Все сразу стало видать, будто подпись сделана. На балконах дамочки зацвели, в тех букетами кидаются. И откуда все появилося? Брошечки, сережечки, перчаточки — ничего при нас видать не было. По домам жгут-палят всячинку. Беднота по щелям да в подполье.
Глянешь теперь на мирных — нет хуже ихнего житья. Сами кволые с утайки да с недоедки; дети зачичевелые, словно куры в подполье; вещи вокруг мирных тлеют-портятся; и животное не шумит. Ни собачка не брешет, ни киска не мяучит, ни птица не шебаршит.
Нет теперь в вещи смысла. Разве ж теперь вор вор? Чье он берет? Брошенное. Если кто над добром и расстелет полы, так привычка это одна, и ни к чему.
По домам слеглися, словно в бабкиной укладочке старое тканье. Ажно тлеют с недвижности. И никакая-то бабушка их на солнышке не перетряхивает.
В куток забьются, занавесятся барахлом, там и живут. По ночам плачут, до того скулят, крикнешь, бывало, как на собак: цыте!
За голову ухватится, зубами заскрипит, глазами заворочает, до того в сердцах, до того вещиц драных жаль ему, до того он, что к чему, не понимает.
Так же мы не любили мирных за хитрость. Не хочешь версты мерить — сиди дома; только не стережи ж ты дерьмецо разное на стенках. Верите, из-за картинки какой змеей жалит при случае.

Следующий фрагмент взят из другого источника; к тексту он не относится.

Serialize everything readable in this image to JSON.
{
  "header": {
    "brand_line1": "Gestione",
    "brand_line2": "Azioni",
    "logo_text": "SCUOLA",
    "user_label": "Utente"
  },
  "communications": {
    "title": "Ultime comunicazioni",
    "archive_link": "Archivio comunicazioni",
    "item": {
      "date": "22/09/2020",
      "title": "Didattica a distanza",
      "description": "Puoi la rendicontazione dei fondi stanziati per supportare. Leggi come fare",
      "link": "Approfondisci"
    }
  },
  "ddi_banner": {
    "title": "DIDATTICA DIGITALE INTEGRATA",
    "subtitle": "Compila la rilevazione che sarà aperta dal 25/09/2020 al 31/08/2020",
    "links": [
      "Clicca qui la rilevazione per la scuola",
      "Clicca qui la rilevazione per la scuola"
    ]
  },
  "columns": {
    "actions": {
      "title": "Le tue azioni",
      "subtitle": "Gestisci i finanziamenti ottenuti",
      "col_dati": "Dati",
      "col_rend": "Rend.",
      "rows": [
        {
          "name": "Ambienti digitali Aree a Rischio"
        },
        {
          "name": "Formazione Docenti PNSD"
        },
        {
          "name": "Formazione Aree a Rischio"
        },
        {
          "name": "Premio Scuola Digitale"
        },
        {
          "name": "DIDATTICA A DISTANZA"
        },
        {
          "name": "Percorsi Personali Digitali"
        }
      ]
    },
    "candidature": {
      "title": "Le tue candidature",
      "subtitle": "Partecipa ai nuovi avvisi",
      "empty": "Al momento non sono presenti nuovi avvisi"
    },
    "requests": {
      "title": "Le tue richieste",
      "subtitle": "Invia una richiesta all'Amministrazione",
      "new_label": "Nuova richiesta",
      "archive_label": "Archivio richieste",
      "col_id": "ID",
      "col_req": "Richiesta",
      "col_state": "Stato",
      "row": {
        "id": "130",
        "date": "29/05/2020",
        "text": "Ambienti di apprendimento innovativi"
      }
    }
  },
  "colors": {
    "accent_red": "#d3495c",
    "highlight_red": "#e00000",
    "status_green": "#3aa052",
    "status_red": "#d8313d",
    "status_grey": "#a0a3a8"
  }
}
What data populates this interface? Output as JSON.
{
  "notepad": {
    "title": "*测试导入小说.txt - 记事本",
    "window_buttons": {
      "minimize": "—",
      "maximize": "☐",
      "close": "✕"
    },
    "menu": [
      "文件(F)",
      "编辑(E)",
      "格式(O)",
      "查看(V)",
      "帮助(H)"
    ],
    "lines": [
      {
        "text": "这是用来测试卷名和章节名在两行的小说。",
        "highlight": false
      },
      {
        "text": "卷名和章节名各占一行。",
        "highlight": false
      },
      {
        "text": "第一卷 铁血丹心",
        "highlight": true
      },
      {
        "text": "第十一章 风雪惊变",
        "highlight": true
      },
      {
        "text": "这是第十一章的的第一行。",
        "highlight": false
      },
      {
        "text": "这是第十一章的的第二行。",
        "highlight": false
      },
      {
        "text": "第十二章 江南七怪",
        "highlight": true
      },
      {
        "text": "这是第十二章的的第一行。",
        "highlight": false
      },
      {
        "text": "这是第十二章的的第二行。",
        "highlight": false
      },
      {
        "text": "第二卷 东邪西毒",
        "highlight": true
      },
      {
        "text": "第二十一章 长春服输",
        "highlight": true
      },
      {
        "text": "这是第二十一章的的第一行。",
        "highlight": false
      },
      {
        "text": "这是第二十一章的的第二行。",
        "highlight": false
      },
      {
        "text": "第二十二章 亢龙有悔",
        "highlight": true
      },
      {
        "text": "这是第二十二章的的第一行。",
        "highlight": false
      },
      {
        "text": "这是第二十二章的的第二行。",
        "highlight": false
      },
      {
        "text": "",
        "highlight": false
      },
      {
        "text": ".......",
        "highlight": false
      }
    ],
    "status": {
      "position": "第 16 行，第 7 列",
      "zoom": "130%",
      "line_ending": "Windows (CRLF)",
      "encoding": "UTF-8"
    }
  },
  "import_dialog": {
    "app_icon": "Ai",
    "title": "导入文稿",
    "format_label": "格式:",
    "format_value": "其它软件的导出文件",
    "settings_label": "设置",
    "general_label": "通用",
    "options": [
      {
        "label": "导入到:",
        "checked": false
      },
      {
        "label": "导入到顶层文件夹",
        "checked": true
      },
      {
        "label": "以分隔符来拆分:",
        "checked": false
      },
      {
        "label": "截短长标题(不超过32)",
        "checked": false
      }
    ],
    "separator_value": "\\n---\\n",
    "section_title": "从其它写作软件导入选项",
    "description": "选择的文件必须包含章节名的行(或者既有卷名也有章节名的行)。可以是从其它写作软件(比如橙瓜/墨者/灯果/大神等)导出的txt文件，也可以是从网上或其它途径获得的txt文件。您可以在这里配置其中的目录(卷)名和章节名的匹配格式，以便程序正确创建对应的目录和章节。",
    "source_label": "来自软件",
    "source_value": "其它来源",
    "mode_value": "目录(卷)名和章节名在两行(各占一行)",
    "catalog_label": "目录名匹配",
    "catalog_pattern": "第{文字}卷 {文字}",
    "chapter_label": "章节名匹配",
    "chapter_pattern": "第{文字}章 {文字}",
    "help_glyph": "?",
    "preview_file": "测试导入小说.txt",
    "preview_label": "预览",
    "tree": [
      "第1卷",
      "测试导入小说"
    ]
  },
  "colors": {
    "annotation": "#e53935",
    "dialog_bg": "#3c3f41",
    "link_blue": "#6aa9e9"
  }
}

У ней разрисованная шкатулочка с карточками. Взял я себе, унес, смотрю. Старые такие женщины в разных нарядах, военные с бакенбардами, дети всякие в панталончиках. А тут она ко мне с претензией: одно, говорит, единственное и то отнимаете. Тю! Шваркнул ей, нате, берите ваших папашенек, нам они чужие и ненавистные.
Всякие финтифлюшки неубедительные. А мирные эти на финтифлюшки кинулися, «память», говорят. Тут мы на этих штучках и сердце свое отвели, и им житье освободили.
Кошку у ней случаем забили, так с квартиры уйти пришлося, до того она кошку слезами поливала, голосила. Сказывали ей: не сын ведь. «А сын,— говорит,— может, раньше убитый».
Тело наше теперь корою покрытое. Мне баня настоящая нужна, а не ванна ихняя. Меня теперь скребницей не соскребешь, а они мне губку тычут. Что я, бабий зад, что ли?